Welcome Back: Steve Stricker. The 2021 U.S. Ryder Cup captain will make his first start in several months at this week’s Insperity Invitational after being hospitalized and losing 25 pounds after what he said was a non-COVID-related illness. It’s been a tough road of late for the 55-year-old Stricker, but it’s good to see that he’s on the road to recovery and able to resume his senior career.
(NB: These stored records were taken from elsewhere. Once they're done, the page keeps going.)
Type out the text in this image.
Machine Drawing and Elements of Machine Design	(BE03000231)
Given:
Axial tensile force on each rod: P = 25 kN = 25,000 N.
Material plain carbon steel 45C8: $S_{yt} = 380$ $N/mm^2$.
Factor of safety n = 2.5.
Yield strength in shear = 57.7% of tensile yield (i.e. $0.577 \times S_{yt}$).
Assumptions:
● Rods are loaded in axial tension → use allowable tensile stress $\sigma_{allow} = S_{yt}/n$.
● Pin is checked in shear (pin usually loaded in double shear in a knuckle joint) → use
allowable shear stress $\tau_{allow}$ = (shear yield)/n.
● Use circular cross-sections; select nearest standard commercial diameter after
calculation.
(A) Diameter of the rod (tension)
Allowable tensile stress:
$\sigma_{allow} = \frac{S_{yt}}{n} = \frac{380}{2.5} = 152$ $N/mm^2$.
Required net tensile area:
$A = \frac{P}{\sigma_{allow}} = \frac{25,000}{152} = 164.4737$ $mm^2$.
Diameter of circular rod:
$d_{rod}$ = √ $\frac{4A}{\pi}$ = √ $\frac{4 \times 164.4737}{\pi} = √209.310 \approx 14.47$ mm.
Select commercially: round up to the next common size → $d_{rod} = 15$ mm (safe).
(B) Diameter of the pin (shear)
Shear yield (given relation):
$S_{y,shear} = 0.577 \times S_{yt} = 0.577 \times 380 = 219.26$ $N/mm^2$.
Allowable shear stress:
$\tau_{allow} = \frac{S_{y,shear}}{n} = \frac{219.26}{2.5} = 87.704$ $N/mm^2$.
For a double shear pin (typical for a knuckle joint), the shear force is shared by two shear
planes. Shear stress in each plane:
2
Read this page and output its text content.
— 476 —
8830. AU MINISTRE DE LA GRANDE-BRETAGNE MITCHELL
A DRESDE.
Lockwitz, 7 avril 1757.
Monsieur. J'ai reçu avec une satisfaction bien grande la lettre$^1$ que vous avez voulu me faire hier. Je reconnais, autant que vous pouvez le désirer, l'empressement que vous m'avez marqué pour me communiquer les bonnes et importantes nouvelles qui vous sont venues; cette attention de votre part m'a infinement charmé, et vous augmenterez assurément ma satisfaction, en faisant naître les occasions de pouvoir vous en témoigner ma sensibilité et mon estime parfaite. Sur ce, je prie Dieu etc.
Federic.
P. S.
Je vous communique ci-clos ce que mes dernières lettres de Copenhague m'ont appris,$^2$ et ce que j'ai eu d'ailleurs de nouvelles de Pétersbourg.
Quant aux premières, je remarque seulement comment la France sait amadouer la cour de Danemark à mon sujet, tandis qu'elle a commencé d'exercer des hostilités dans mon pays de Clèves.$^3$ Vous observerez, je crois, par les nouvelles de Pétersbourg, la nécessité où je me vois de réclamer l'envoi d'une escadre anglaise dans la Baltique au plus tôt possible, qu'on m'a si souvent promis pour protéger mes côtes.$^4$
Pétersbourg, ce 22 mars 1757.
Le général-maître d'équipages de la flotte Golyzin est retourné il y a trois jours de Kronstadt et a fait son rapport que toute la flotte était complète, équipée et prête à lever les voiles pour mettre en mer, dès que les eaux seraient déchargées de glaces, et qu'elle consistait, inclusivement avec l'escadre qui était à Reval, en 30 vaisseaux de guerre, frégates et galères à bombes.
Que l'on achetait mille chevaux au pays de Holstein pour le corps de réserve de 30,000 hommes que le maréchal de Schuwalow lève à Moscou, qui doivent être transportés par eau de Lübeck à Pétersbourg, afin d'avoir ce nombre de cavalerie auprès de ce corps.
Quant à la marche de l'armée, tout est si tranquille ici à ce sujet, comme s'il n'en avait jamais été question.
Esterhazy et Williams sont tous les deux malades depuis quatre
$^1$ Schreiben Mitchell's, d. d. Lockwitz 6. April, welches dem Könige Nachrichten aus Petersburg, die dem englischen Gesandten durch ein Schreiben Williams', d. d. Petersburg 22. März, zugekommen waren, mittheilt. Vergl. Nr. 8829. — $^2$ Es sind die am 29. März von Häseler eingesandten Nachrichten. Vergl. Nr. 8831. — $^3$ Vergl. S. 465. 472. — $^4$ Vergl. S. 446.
Anchored: Pebble Beach. The USGA announced that the iconic venue will be the third anchor site for the U.S. Open, along with Pinehurst and Oakmont, with a couple more announcements “down the road.” The next logical step is to have some sort of Shinnecock/Winged Foot blend, or both, as USGA staples for the next two decades. They’ve proven to be complete, compelling tests of golf, even for this generation that is longer, stronger and better than ever. And setting up shop in New York's media hub is always a sound plan.
Slump-Buster?: Jon Rahm. A weak field has assembled for the non-WGC version of the Mexico Open, with the world No. 2 the clear and only headliner. (Honorable mention goes to ... Tony Finau? Maybe?) The strength of field will check in around 34 points to the winner – or the fewest to date this year for a non-opposite-field event. So if Rahm, winless since the 2021 U.S. Open, can’t take THIS one …
Blown Fantasy Pick of the Week: Scottie Scheffler and Ryan Palmer. Apparently, Scottie 2 Hottie only wins individual events. The winner of four of his last six, the newly minted Masters champion never could really get it going with his fellow Texan, as the duo sputtered to a T-18 finish in Scheffler’s first start since Augusta. In hindsight, perhaps it was easy to see this one coming: Palmer hasn’t been in his best form this year (FedExCup rank: 129) while Scheffler was easing back into his new life as a major champion. Onward!